Summary and Analysis
Chapter 40
Summary
The woman continued on her slow way, stopping to rest from time to time and praying for strength. She counted the milestones to encourage herself to proceed. A carriage passing in the darkness lighted her face, "young in the groundwork, old in the finish; the general contours were flexuous and childlike, but the finer lineaments had begun to be sharp and thin." At a lone copsewood she paused. Groping, she selected two Y-shaped sticks and used them as crutches. These helped her to the last milestone, where she swayed, fell, lay for a while, then crawled and fell again.
A dog licked the woman's cheek. "In her reclining position she looked up to him just as . . . she had, when standing, looked up to a man." The animal, as homeless as she, withdrew a step, then returned, sensing her need. Using him as a prop, the woman slowly moved ahead. They reached a shabby building, so overgrown with ivy that it had become one of the attractions of the town. The woman managed to pull the bell before falling down.
A man emerged and went for help to get her into the building.
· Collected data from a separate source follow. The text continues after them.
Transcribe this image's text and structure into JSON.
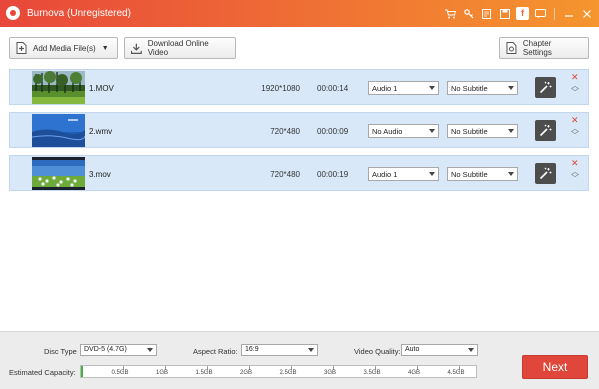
{
  "window": {
    "title": "Burnova (Unregistered)",
    "icons": [
      "cart-icon",
      "key-icon",
      "register-icon",
      "save-icon",
      "facebook-icon",
      "chat-icon",
      "minimize-icon",
      "close-icon"
    ]
  },
  "toolbar": {
    "add_media_label": "Add Media File(s)",
    "download_label": "Download Online Video",
    "chapter_label": "Chapter Settings"
  },
  "files": [
    {
      "name": "1.MOV",
      "resolution": "1920*1080",
      "duration": "00:00:14",
      "audio": "Audio 1",
      "subtitle": "No Subtitle"
    },
    {
      "name": "2.wmv",
      "resolution": "720*480",
      "duration": "00:00:09",
      "audio": "No Audio",
      "subtitle": "No Subtitle"
    },
    {
      "name": "3.mov",
      "resolution": "720*480",
      "duration": "00:00:19",
      "audio": "Audio 1",
      "subtitle": "No Subtitle"
    }
  ],
  "settings": {
    "disc_type_label": "Disc Type",
    "disc_type_value": "DVD-5 (4.7G)",
    "aspect_label": "Aspect Ratio:",
    "aspect_value": "16:9",
    "quality_label": "Video Quality:",
    "quality_value": "Auto",
    "capacity_label": "Estimated Capacity:",
    "capacity_fraction": 0.006,
    "capacity_ticks": [
      "0.5GB",
      "1GB",
      "1.5GB",
      "2GB",
      "2.5GB",
      "3GB",
      "3.5GB",
      "4GB",
      "4.5GB"
    ]
  },
  "next_label": "Next",
  "colors": {
    "accent": "#e0463a",
    "row_bg": "#d8e8f8",
    "capacity_fill": "#3db346"
  }
}
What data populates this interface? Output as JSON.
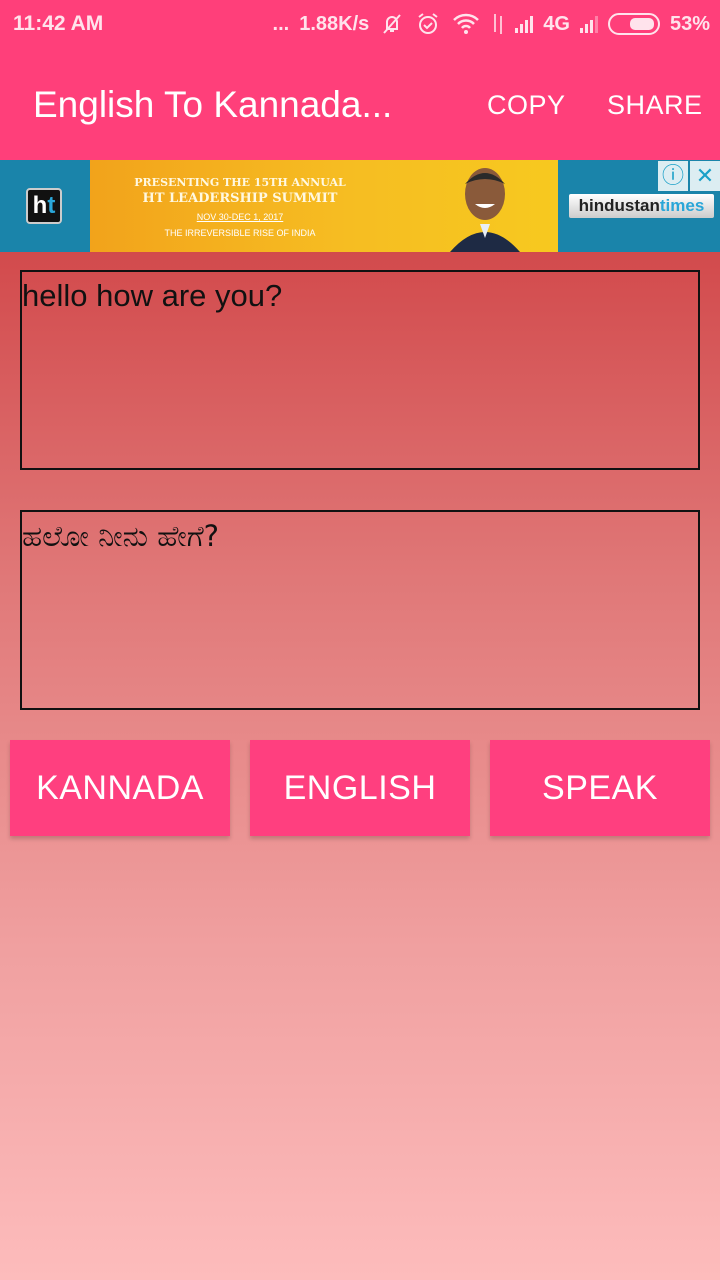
{
  "status_bar": {
    "time": "11:42 AM",
    "more": "...",
    "network_speed": "1.88K/s",
    "icons": [
      "vibrate-off-icon",
      "alarm-icon",
      "wifi-icon",
      "data-transfer-icon",
      "signal-icon",
      "signal-icon-2"
    ],
    "network_type": "4G",
    "battery_percent": "53%",
    "battery_level": 0.53
  },
  "app_bar": {
    "title": "English To Kannada...",
    "actions": [
      {
        "label": "COPY"
      },
      {
        "label": "SHARE"
      }
    ]
  },
  "ad": {
    "logo": "ht",
    "line1": "PRESENTING THE 15TH ANNUAL",
    "line2": "HT LEADERSHIP SUMMIT",
    "line3": "NOV 30-DEC 1, 2017",
    "line4": "THE IRREVERSIBLE RISE OF INDIA",
    "brand_a": "hindustan",
    "brand_b": "times",
    "info_icon": "ⓘ",
    "close_icon": "✕"
  },
  "input": {
    "source_text": "hello how are you?",
    "translated_text": "ಹಲೋ ನೀನು ಹೇಗೆ?"
  },
  "buttons": [
    {
      "label": "KANNADA"
    },
    {
      "label": "ENGLISH"
    },
    {
      "label": "SPEAK"
    }
  ],
  "colors": {
    "accent": "#ff3f7a",
    "button": "#ff3f7f",
    "background_top": "#cf3a3d",
    "background_bottom": "#fdbcbc"
  }
}
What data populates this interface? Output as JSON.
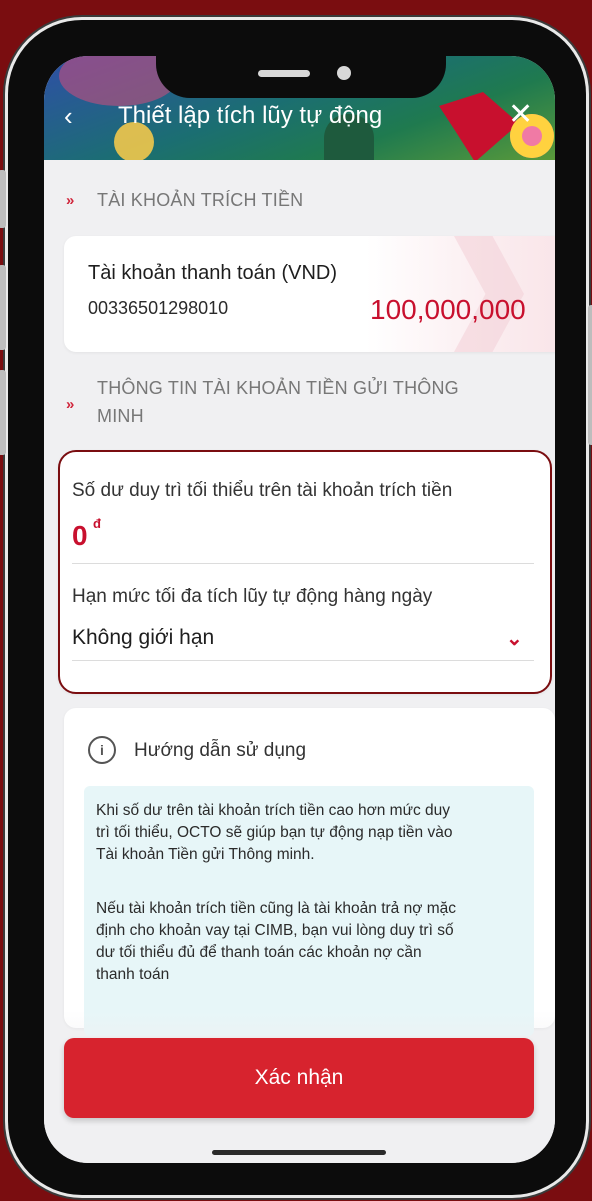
{
  "header": {
    "back_icon": "chevron-left-icon",
    "title": "Thiết lập tích lũy tự động",
    "close_icon": "close-icon"
  },
  "source_section": {
    "label": "TÀI KHOẢN TRÍCH TIỀN",
    "account": {
      "name": "Tài khoản thanh toán (VND)",
      "number": "00336501298010",
      "balance": "100,000,000"
    }
  },
  "smart_section": {
    "label_line1": "THÔNG TIN TÀI KHOẢN TIỀN GỬI THÔNG",
    "label_line2": "MINH"
  },
  "form": {
    "min_balance_label": "Số dư duy trì tối thiểu trên tài khoản trích tiền",
    "min_balance_value": "0",
    "currency_symbol": "đ",
    "daily_limit_label": "Hạn mức tối đa tích lũy tự động hàng ngày",
    "daily_limit_value": "Không giới hạn"
  },
  "guide": {
    "title": "Hướng dẫn sử dụng",
    "p1_l1": "Khi số dư trên tài khoản trích tiền cao hơn mức duy",
    "p1_l2": "trì tối thiểu, OCTO sẽ giúp bạn tự động nạp tiền vào",
    "p1_l3": "Tài khoản Tiền gửi Thông minh.",
    "p2_l1": "Nếu tài khoản trích tiền cũng là tài khoản trả nợ mặc",
    "p2_l2": "định cho khoản vay tại CIMB, bạn vui lòng duy trì số",
    "p2_l3": "dư tối thiểu đủ để thanh toán các khoản nợ cần",
    "p2_l4": "thanh toán"
  },
  "actions": {
    "confirm_label": "Xác nhận"
  },
  "colors": {
    "accent": "#d7232e",
    "background": "#7a0d10"
  }
}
The woman revived enough to ask for the dog. "'I stoned him away,' said the man. The little procession then moved forward — the man in front bearing the light, two bony women next, supporting between them the small and supple one. Thus they entered the house and disappeared."
Analysis
Some critics find this chapter less effective than most — citing, for example, the interrupting discourse on the manufacturer of a Swiss prosthetic device, which is compared to the woman's improvisation of a crutch. The agonies of Fanny's journey have been called melodramatic. Animal lovers protest the use of the dog, although it seems that Hardy's point was that at times animals have more humanity than people. Hardy's succinct descriptions remain effective, as in the description of the ivy-covered almshouse to which the force of "Nature, as if offended, lent a hand."